Nelson Building Society
- Company type: Building society (Mutual)
- Industry: Financial services
- Founded: 1862
- Headquarters: Nelson, Nelson, New Zealand
- Number of locations: 8 branches
- Area served: South Island, New Zealand
- Website: http://www.nbs.co.nz

= Nelson Building Society =

Building society in New Zealand

NBS (or Nelson Building Society) is the oldest building society in New Zealand. The head office is located in Nelson, New Zealand.

NBS provides personal, business and community banking services to local people, including transactional and savings accounts, term investments and home and business loans. They have eight branches located in the high streets of Nelson, Richmond, Motueka, Tākaka, Murchison, Westport, Greymouth and Ashburton.

As a ‘mutual’ institution, NBS is owned by its clients and reinvests its profits back into the community through sponsorships and grants to sporting, arts, health, educational, and environmental organisations. NBS has invested over $8 million back into the community over the last 10 years.

== History ==
The Permanent Building Society of Nelson was founded in 1862. During a period of rapid growth in the region, its purpose was to help people into homes and support new business.

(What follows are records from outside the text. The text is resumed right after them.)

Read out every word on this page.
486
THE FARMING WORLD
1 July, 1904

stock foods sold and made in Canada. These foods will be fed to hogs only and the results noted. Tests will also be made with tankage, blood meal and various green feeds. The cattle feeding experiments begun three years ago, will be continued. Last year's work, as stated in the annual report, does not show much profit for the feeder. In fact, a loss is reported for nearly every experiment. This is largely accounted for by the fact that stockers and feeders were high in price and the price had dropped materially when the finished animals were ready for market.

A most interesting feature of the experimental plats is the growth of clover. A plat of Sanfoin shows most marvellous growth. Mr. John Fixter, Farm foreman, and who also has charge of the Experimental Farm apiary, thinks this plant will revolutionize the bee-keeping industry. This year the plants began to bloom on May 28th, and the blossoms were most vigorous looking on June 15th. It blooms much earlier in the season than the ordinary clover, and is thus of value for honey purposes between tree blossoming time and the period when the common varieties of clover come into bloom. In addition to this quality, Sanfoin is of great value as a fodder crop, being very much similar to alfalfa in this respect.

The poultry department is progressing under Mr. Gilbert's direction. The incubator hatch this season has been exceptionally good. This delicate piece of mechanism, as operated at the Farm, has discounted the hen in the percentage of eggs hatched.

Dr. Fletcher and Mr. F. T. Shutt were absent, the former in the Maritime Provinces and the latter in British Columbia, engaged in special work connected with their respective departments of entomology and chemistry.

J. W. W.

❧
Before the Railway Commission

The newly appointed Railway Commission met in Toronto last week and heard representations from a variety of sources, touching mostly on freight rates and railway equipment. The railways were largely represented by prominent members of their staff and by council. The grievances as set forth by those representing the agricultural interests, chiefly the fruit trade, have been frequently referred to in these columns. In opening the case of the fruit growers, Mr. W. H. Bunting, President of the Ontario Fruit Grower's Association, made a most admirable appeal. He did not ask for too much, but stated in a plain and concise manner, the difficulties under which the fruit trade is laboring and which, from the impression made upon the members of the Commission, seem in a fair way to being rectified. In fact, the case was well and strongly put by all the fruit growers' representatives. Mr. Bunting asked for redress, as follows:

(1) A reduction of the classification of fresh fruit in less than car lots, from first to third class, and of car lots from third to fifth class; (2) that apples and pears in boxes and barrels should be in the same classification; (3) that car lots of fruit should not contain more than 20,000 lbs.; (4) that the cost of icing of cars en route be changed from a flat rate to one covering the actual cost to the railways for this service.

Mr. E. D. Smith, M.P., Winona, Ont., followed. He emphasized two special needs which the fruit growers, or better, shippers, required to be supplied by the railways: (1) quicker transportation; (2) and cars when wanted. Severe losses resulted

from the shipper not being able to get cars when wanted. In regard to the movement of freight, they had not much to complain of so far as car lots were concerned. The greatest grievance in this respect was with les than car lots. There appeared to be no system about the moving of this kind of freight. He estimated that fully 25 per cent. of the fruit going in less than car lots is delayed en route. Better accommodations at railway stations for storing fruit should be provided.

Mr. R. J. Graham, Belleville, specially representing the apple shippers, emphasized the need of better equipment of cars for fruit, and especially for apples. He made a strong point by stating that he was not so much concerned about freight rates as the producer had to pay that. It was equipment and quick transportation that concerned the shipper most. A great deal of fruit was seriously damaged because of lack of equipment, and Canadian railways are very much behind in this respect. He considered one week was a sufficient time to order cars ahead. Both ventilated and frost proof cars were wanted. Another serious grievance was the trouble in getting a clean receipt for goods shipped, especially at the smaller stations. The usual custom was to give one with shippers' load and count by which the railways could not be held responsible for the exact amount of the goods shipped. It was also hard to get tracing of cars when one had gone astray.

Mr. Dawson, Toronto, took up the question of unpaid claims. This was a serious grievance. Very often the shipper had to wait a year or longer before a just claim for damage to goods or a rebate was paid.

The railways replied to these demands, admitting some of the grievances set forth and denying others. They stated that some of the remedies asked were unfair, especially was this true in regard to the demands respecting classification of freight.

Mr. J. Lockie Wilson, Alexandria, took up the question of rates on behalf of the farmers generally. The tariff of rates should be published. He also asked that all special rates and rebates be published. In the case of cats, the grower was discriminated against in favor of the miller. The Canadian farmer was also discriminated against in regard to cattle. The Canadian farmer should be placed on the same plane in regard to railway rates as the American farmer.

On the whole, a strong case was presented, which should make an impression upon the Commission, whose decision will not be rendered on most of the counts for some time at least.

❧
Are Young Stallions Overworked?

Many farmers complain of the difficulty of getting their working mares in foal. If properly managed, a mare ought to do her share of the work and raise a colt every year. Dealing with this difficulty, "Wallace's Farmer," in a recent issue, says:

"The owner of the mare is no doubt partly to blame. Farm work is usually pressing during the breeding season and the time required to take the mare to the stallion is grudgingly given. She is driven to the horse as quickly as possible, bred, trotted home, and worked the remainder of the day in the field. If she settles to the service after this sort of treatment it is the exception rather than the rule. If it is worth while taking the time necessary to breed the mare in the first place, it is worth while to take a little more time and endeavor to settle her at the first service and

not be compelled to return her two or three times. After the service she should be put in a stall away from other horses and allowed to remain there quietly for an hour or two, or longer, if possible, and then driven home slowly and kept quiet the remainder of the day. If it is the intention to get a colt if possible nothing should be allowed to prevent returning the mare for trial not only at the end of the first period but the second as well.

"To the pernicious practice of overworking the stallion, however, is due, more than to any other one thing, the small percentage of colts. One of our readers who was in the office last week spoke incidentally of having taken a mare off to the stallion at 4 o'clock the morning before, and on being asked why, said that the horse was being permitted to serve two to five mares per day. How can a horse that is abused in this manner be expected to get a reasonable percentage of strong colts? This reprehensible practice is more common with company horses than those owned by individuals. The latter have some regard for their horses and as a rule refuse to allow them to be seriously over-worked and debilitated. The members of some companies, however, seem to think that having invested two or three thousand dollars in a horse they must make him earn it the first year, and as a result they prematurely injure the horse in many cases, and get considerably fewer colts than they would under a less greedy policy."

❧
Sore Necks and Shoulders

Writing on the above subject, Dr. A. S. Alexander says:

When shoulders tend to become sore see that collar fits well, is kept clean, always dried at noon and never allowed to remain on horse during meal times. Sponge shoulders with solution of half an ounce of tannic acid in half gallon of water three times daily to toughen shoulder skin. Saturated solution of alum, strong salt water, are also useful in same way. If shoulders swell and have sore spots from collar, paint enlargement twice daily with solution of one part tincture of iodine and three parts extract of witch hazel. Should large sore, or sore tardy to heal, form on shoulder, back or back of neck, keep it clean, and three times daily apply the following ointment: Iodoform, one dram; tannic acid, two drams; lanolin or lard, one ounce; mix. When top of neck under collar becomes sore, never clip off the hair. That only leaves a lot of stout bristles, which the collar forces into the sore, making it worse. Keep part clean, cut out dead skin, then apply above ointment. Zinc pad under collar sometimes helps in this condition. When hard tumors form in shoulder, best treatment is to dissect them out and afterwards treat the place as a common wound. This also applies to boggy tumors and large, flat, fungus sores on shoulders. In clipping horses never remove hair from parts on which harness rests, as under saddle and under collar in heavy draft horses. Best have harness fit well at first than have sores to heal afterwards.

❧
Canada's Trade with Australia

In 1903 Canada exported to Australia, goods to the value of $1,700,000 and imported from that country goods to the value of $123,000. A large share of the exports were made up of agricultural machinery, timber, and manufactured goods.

In 2022 NBS celebrated 160 years of continuous service to its communities.

== Branches ==
NBS has eight branches, all located in the South Island. The branches are located in:

- Nelson
- Richmond
- Motueka
- Murchison
- Westport
- Greymouth
- Tākaka
- Ashburton

== Community sponsorship and grants ==
NBS provides sponsorship and grants to not for profit organisations and groups who operate in the regions that they serve. Recipients of sponsorship and grants include Nelson Giants, the Tasman Rugby Union, the Brook Waimārama Sanctuary, Nelson-Tasman Hospice along with many smaller grass roots organisations such as the Kawatiri Group Riding for the Disabled, the Golden Bay Community Service Vehicle Trust and Cultural Conversations.